In 2012, scientists identified 10 chemicals suspected of causing learning disabilities and ASD Of these, glyphosate is a top suspect for the simple reason that exposure to it is so widespread. Research published in 2019 found women exposed to 11 commonly used pesticides — including glyphosate — during pregnancy have a higher risk of having a child diagnosed with autism.

The 2012 article was just a “strategy to discover” the environmental causes of autism; the authors did not produce any new evidence, nor did they mention glyphosate. The 2019 study found that mothers who lived in California counties with high pesticide use gave birth to children with a slightly increased risk of ASD. But the researchers estimated how much pesticide women were likely exposed to three months before pregnancy, during pregnancy, and during the first year of the baby's life based on residential addresses. They had no actual exposure data. Moreover, they “defined exposure as any versus none to a specific substance during a specific developmental period.”

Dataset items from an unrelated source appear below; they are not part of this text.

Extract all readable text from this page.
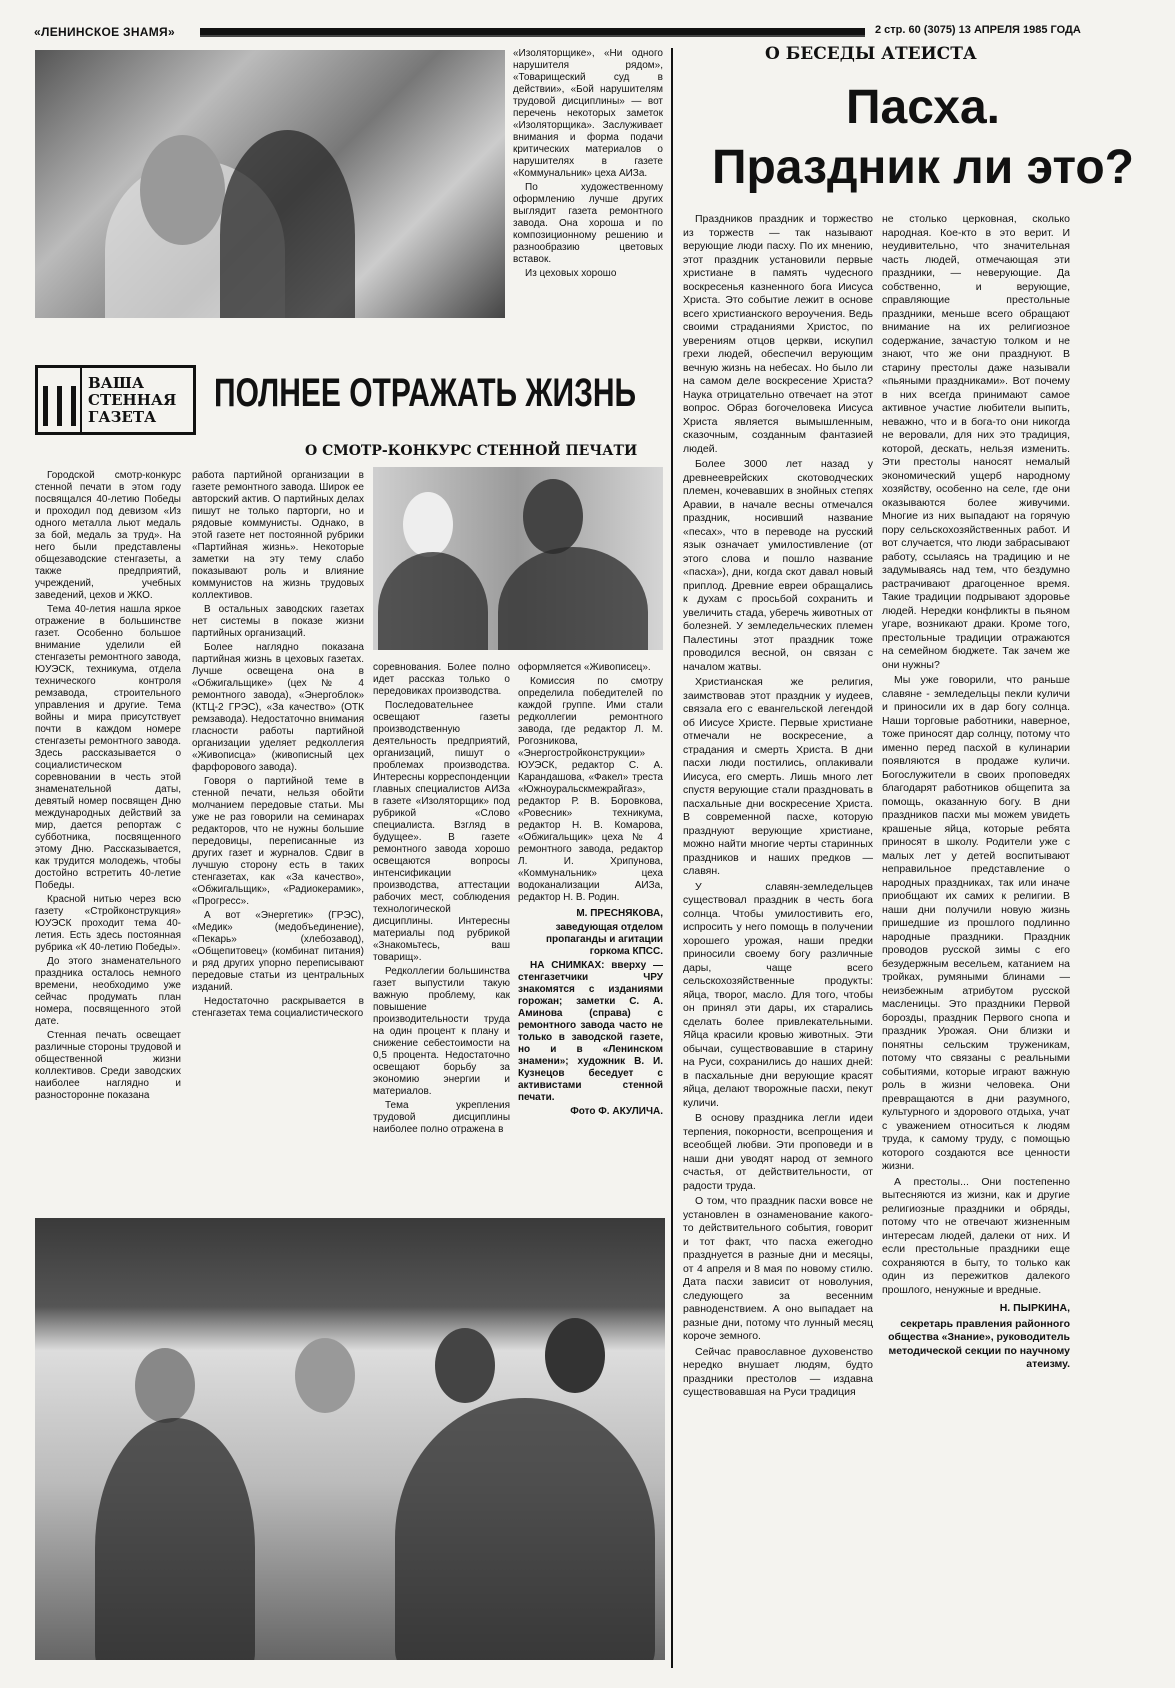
«ЛЕНИНСКОЕ ЗНАМЯ»	2 стр. 60 (3075) 13 АПРЕЛЯ 1985 ГОДА

«Изоляторщике», «Ни одного нарушителя рядом», «Товарищеский суд в действии», «Бой нарушителям трудовой дисциплины» — вот перечень некоторых заметок «Изоляторщика». Заслуживает внимания и форма подачи критических материалов о нарушителях в газете «Коммунальник» цеха АИЗа.

По художественному оформлению лучше других выглядит газета ремонтного завода. Она хороша и по композиционному решению и разнообразию цветовых вставок.

Из цеховых хорошо

ВАША
СТЕННАЯ
ГАЗЕТА
ПОЛНЕЕ ОТРАЖАТЬ ЖИЗНЬ
О СМОТР-КОНКУРС СТЕННОЙ ПЕЧАТИ

Городской смотр-конкурс стенной печати в этом году посвящался 40-летию Победы и проходил под девизом «Из одного металла льют медаль за бой, медаль за труд». На него были представлены общезаводские стенгазеты, а также предприятий, учреждений, учебных заведений, цехов и ЖКО.

Тема 40-летия нашла яркое отражение в большинстве газет. Особенно большое внимание уделили ей стенгазеты ремонтного завода, ЮУЭСК, техникума, отдела технического контроля ремзавода, строительного управления и другие. Тема войны и мира присутствует почти в каждом номере стенгазеты ремонтного завода. Здесь рассказывается о социалистическом соревновании в честь этой знаменательной даты, девятый номер посвящен Дню международных действий за мир, дается репортаж с субботника, посвященного этому Дню. Рассказывается, как трудится молодежь, чтобы достойно встретить 40-летие Победы.

Красной нитью через всю газету «Стройконструкция» ЮУЭСК проходит тема 40-летия. Есть здесь постоянная рубрика «К 40-летию Победы».

До этого знаменательного праздника осталось немного времени, необходимо уже сейчас продумать план номера, посвященного этой дате.

Стенная печать освещает различные стороны трудовой и общественной жизни коллективов. Среди заводских наиболее наглядно и разносторонне показана

работа партийной организации в газете ремонтного завода. Широк ее авторский актив. О партийных делах пишут не только парторги, но и рядовые коммунисты. Однако, в этой газете нет постоянной рубрики «Партийная жизнь». Некоторые заметки на эту тему слабо показывают роль и влияние коммунистов на жизнь трудовых коллективов.

В остальных заводских газетах нет системы в показе жизни партийных организаций.

Более наглядно показана партийная жизнь в цеховых газетах. Лучше освещена она в «Обжигальщике» (цех № 4 ремонтного завода), «Энергоблок» (КТЦ-2 ГРЭС), «За качество» (ОТК ремзавода). Недостаточно внимания гласности работы партийной организации уделяет редколлегия «Живописца» (живописный цех фарфорового завода).

Говоря о партийной теме в стенной печати, нельзя обойти молчанием передовые статьи. Мы уже не раз говорили на семинарах редакторов, что не нужны большие передовицы, переписанные из других газет и журналов. Сдвиг в лучшую сторону есть в таких стенгазетах, как «За качество», «Обжигальщик», «Радиокерамик», «Прогресс».

А вот «Энергетик» (ГРЭС), «Медик» (медобъединение), «Пекарь» (хлебозавод), «Общепитовец» (комбинат питания) и ряд других упорно переписывают передовые статьи из центральных изданий.

Недостаточно раскрывается в стенгазетах тема социалистического

соревнования. Более полно идет рассказ только о передовиках производства.

Последовательнее освещают газеты производственную деятельность предприятий, организаций, пишут о проблемах производства. Интересны корреспонденции главных специалистов АИЗа в газете «Изоляторщик» под рубрикой «Слово специалиста. Взгляд в будущее». В газете ремонтного завода хорошо освещаются вопросы интенсификации производства, аттестации рабочих мест, соблюдения технологической дисциплины. Интересны материалы под рубрикой «Знакомьтесь, ваш товарищ».

Редколлегии большинства газет выпустили такую важную проблему, как повышение производительности труда на один процент к плану и снижение себестоимости на 0,5 процента. Недостаточно освещают борьбу за экономию энергии и материалов.

Тема укрепления трудовой дисциплины наиболее полно отражена в

оформляется «Живописец».

Комиссия по смотру определила победителей по каждой группе. Ими стали редколлегии ремонтного завода, где редактор Л. М. Рогозникова, «Энергостройконструкции» ЮУЭСК, редактор С. А. Карандашова, «Факел» треста «Южноуральскмежрайгаз», редактор Р. В. Боровкова, «Ровесник» техникума, редактор Н. В. Комарова, «Обжигальщик» цеха № 4 ремонтного завода, редактор Л. И. Хрипунова, «Коммунальник» цеха водоканализации АИЗа, редактор Н. В. Родин.

М. ПРЕСНЯКОВА,

заведующая отделом пропаганды и агитации горкома КПСС.

НА СНИМКАХ: вверху — стенгазетчики ЧРУ знакомятся с изданиями горожан; заметки С. А. Аминова (справа) с ремонтного завода часто не только в заводской газете, но и в «Ленинском знамени»; художник В. И. Кузнецов беседует с активистами стенной печати.

Фото Ф. АКУЛИЧА.

О БЕСЕДЫ АТЕИСТА
Пасха.
Праздник ли это?

Праздников праздник и торжество из торжеств — так называют верующие люди пасху. По их мнению, этот праздник установили первые христиане в память чудесного воскресенья казненного бога Иисуса Христа. Это событие лежит в основе всего христианского вероучения. Ведь своими страданиями Христос, по уверениям отцов церкви, искупил грехи людей, обеспечил верующим вечную жизнь на небесах. Но было ли на самом деле воскресение Христа? Наука отрицательно отвечает на этот вопрос. Образ богочеловека Иисуса Христа является вымышленным, сказочным, созданным фантазией людей.

Более 3000 лет назад у древнееврейских скотоводческих племен, кочевавших в знойных степях Аравии, в начале весны отмечался праздник, носивший название «песах», что в переводе на русский язык означает умилостивление (от этого слова и пошло название «пасха»), дни, когда скот давал новый приплод. Древние евреи обращались к духам с просьбой сохранить и увеличить стада, уберечь животных от болезней. У земледельческих племен Палестины этот праздник тоже проводился весной, он связан с началом жатвы.

Христианская же религия, заимствовав этот праздник у иудеев, связала его с евангельской легендой об Иисусе Христе. Первые христиане отмечали не воскресение, а страдания и смерть Христа. В дни пасхи люди постились, оплакивали Иисуса, его смерть. Лишь много лет спустя верующие стали праздновать в пасхальные дни воскресение Христа. В современной пасхе, которую празднуют верующие христиане, можно найти многие черты старинных праздников и наших предков — славян.

У славян-земледельцев существовал праздник в честь бога солнца. Чтобы умилостивить его, испросить у него помощь в получении хорошего урожая, наши предки приносили своему богу различные дары, чаще всего сельскохозяйственные продукты: яйца, творог, масло. Для того, чтобы он принял эти дары, их старались сделать более привлекательными. Яйца красили кровью животных. Эти обычаи, существовавшие в старину на Руси, сохранились до наших дней: в пасхальные дни верующие красят яйца, делают творожные пасхи, пекут куличи.

В основу праздника легли идеи терпения, покорности, всепрощения и всеобщей любви. Эти проповеди и в наши дни уводят народ от земного счастья, от действительности, от радости труда.

О том, что праздник пасхи вовсе не установлен в ознаменование какого-то действительного события, говорит и тот факт, что пасха ежегодно празднуется в разные дни и месяцы, от 4 апреля и 8 мая по новому стилю. Дата пасхи зависит от новолуния, следующего за весенним равноденствием. А оно выпадает на разные дни, потому что лунный месяц короче земного.

Сейчас православное духовенство нередко внушает людям, будто праздники престолов — издавна существовавшая на Руси традиция

не столько церковная, сколько народная. Кое-кто в это верит. И неудивительно, что значительная часть людей, отмечающая эти праздники, — неверующие. Да собственно, и верующие, справляющие престольные праздники, меньше всего обращают внимание на их религиозное содержание, зачастую толком и не знают, что же они празднуют. В старину престолы даже называли «пьяными праздниками». Вот почему в них всегда принимают самое активное участие любители выпить, неважно, что и в бога-то они никогда не веровали, для них это традиция, которой, дескать, нельзя изменить. Эти престолы наносят немалый экономический ущерб народному хозяйству, особенно на селе, где они оказываются более живучими. Многие из них выпадают на горячую пору сельскохозяйственных работ. И вот случается, что люди забрасывают работу, ссылаясь на традицию и не задумываясь над тем, что бездумно растрачивают драгоценное время. Такие традиции подрывают здоровье людей. Нередки конфликты в пьяном угаре, возникают драки. Кроме того, престольные традиции отражаются на семейном бюджете. Так зачем же они нужны?

Мы уже говорили, что раньше славяне - земледельцы пекли куличи и приносили их в дар богу солнца. Наши торговые работники, наверное, тоже приносят дар солнцу, потому что именно перед пасхой в кулинарии появляются в продаже куличи. Богослужители в своих проповедях благодарят работников общепита за помощь, оказанную богу. В дни праздников пасхи мы можем увидеть крашеные яйца, которые ребята приносят в школу. Родители уже с малых лет у детей воспитывают неправильное представление о народных праздниках, так или иначе приобщают их самих к религии. В наши дни получили новую жизнь пришедшие из прошлого подлинно народные праздники. Праздник проводов русской зимы с его безудержным весельем, катанием на тройках, румяными блинами — неизбежным атрибутом русской масленицы. Это праздники Первой борозды, праздник Первого снопа и праздник Урожая. Они близки и понятны сельским труженикам, потому что связаны с реальными событиями, которые играют важную роль в жизни человека. Они превращаются в дни разумного, культурного и здорового отдыха, учат с уважением относиться к людям труда, к самому труду, с помощью которого создаются все ценности жизни.

А престолы... Они постепенно вытесняются из жизни, как и другие религиозные праздники и обряды, потому что не отвечают жизненным интересам людей, далеки от них. И если престольные праздники еще сохраняются в быту, то только как один из пережитков далекого прошлого, ненужные и вредные.

Н. ПЫРКИНА,

секретарь правления районного общества «Знание», руководитель методической секции по научному атеизму.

Whether or not the study's results are valid is beside the point here. Mercola wants to explain a “dramatic uptick” in autism rates across the US. An epidemiological study evaluating ASD risk in eight California counties with high pesticide use (relative to most of the US) is asking a much more conservative question. I suspect Mercola knows this, which is why he pivoted in the following paragraph:

Stephanie Seneff, Ph.D., who has spent a large portion of her career studying glyphosate, believes it is a significant cause or contributor to autism. She’s shown glyphosate:

1. Disrupts your gut microbiome

2. Impairs peristalsis — a feature that is exceedingly common in children with autism

3. Inhibits bile acid release by impairing gallbladder contraction — Many autistic children have very pale stool, suggestive of low bile acid levels

4. Impairs digestive enzymes — Many autistic children also have undigested particles in their stool, which suggests a lack of digestive enzymes. And, indeed, glyphosate affects your digestive enzymes, particularly trypsin, pepsin and lipase

Seneff is a computer scientist at MIT. None of her professional work, which centers around “spoken language systems,” is even remotely related to pesticide safety. She has claimed that glyphosate causes all sorts of serious diseases and social ills, everything from obesity, diabetes, and anorexia to school shootings and terrorist attacks. Back on planet earth, research by the National Academies of Sciences has found similar autism rates in different countries regardless of how much glyphosate they use. Seneff's analysis is highly speculative—to say the least.

If you want to add a fun read to your New Year's Eve festivities, Dr. Bloom took Seneff to task last April for blaming the COVID-19 pandemic, in part, on glyphosate exposure. The fact that Mercola takes her arguments on any topic seriously tells us all we need to know.